これが文久二年(1862)4月になりますと、青蓮院に復帰します。
ちなみに、1860年~1862年までの19カ月間は慶喜公の蟄居期間とまったく被っているんですね。
さらなる「因みに」、我らが坂本龍馬、1859年~1861年までの約二年間、25~27歳時の動静がまったく記録が無いのです・・・。龍馬は安政の大獄の網には引っ掛かっていないはずですが、これまたまったく同時期になります。
例の有名なエピソード、安政五年11月に水戸藩士・住谷寅之助が龍馬と面会し、住谷は龍馬に失望して帰ったとされる話、そこから龍馬の動静の記録が途切れているのです。
文久元年に龍馬が土佐勤王党に加盟してから再び記録が出て来るのですが、その間どこで何をしていたかが全く不明です・・。龍馬が土佐勤王党に加盟して約半年後くらいですね、文久二年に朝彦親王は青蓮院に復帰しています。
安政五年に安政の大獄が始まって以来、幕末ビッグネームの面々が皆、足並みを揃えて蟄居・謹慎・隠居に入るのです。
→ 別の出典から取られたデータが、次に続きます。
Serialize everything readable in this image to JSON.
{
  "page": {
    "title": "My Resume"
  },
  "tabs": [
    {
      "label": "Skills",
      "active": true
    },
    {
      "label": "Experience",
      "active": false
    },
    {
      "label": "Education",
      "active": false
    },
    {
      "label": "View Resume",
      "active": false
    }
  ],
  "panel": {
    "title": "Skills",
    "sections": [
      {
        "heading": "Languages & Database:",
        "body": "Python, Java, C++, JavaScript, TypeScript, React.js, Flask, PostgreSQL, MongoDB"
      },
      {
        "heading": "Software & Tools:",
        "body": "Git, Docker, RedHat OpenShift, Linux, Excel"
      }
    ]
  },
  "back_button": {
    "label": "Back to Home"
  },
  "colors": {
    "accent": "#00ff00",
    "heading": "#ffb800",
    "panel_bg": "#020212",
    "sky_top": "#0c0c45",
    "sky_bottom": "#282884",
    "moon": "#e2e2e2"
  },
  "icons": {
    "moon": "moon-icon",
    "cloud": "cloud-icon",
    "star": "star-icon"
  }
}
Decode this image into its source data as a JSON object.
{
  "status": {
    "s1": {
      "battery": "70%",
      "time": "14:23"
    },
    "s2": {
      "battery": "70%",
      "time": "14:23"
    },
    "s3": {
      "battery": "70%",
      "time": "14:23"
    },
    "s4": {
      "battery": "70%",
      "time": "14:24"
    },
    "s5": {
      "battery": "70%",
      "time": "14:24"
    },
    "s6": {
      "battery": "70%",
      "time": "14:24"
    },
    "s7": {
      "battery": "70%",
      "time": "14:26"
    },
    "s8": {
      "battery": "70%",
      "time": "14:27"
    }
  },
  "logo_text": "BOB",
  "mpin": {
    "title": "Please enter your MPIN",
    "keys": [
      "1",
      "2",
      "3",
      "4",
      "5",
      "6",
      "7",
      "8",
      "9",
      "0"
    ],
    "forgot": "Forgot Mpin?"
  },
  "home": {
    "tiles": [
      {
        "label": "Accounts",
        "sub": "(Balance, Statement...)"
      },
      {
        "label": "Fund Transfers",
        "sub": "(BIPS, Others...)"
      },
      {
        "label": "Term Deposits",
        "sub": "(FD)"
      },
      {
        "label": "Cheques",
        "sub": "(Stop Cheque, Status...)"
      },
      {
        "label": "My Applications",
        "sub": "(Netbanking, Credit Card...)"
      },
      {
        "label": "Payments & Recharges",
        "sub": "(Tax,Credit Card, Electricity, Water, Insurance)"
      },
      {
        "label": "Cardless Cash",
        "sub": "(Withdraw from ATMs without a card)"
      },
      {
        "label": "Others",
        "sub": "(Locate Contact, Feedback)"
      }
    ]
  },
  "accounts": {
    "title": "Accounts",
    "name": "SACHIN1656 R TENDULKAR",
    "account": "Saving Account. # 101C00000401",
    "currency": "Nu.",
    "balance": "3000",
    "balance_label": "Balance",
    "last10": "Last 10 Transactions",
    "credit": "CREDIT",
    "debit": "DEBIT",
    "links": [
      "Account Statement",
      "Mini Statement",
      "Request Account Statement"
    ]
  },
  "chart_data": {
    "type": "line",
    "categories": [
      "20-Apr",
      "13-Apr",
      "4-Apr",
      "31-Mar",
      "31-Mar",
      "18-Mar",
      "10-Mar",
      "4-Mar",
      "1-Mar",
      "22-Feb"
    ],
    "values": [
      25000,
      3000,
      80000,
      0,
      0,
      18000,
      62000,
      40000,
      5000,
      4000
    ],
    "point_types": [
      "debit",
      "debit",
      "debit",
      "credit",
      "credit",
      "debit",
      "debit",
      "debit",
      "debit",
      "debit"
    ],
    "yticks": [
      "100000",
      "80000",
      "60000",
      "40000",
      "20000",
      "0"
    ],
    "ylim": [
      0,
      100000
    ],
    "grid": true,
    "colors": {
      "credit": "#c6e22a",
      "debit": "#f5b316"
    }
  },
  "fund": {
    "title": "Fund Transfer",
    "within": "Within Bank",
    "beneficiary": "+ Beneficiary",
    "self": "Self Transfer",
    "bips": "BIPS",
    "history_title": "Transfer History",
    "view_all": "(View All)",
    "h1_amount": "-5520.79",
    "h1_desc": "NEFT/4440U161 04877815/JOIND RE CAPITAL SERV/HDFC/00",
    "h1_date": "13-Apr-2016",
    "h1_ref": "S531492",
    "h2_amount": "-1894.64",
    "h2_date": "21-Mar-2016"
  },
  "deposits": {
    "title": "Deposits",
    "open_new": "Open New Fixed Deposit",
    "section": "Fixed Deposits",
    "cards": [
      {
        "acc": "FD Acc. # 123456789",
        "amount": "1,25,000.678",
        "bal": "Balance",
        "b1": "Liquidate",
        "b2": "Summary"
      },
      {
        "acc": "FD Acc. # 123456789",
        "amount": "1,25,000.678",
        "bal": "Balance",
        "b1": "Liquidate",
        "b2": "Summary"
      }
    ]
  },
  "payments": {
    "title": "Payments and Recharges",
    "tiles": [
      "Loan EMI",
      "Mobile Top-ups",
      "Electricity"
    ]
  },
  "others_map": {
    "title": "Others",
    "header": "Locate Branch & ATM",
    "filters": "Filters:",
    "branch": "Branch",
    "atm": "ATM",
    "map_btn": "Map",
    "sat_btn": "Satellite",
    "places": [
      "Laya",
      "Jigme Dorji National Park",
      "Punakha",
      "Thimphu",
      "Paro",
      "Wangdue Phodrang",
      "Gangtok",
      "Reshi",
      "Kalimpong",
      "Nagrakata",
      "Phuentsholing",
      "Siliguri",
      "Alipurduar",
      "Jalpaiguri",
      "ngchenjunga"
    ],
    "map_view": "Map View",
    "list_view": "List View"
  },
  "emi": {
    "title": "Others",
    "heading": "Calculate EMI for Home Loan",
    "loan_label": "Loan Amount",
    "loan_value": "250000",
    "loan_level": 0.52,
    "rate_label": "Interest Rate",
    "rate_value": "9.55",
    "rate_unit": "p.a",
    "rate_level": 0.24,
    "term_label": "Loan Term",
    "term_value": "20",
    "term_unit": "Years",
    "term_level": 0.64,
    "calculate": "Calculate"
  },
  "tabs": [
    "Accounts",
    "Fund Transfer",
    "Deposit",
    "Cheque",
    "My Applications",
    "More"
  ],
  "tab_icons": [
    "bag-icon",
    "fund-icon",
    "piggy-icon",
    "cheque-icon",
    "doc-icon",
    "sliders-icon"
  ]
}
烈公、慶喜、春嶽、青蓮院。「下々」の方では吉田松陰が処刑されましたね・・。
朝彦親王は公武合体派の領袖として「魔王」とあだ名されていたそうですが、この安政の大獄におけるVIP達の蟄居謹慎期間、龍馬の動静不明期間を解明したならば、巷間伝わる幕末史は大きく変わることになりましょう。
無論、我らが「坂本龍馬」も大きく変容された在り様に変化することになるかも知れません・・。
さて、朝彦親王。
徳田武著「朝彦親王伝」によると、奈良奉行、川路聖謨が「寧府記事」に当時朝彦親王から伺った話として次のように書き残しています。
わが実家は吉野の皇居の血筋なる故か、ことに盛にして、当時は禁裏も後醍醐帝の御血筋、近衛も鷹司も皆、わが実家のもの共が継ぎたり。不思議なることよと御意也。
・・・・・。
これは弘化四年(1847)十月、当時24歳だった朝彦親王が語った話、だというのです・・・。南北朝合一以来この時までの天皇は、全て北朝伏見宮男子孫であるというのが通説ではありませんか・・・?「後醍醐帝の御血筋」「吉野の皇居」とは、南朝皇統のことですよね・・・・。
伏見宮王子の朝彦親王が、いわゆる通説とは正反対の事を言うというのは、一体どういうことでしょうか・・・。更にこれについて、巷間の史家がまったく触れないというのも・・実に不思議です・・・。
さあ・・、そろそろ危なくなって参りましたので、このあたりで・・。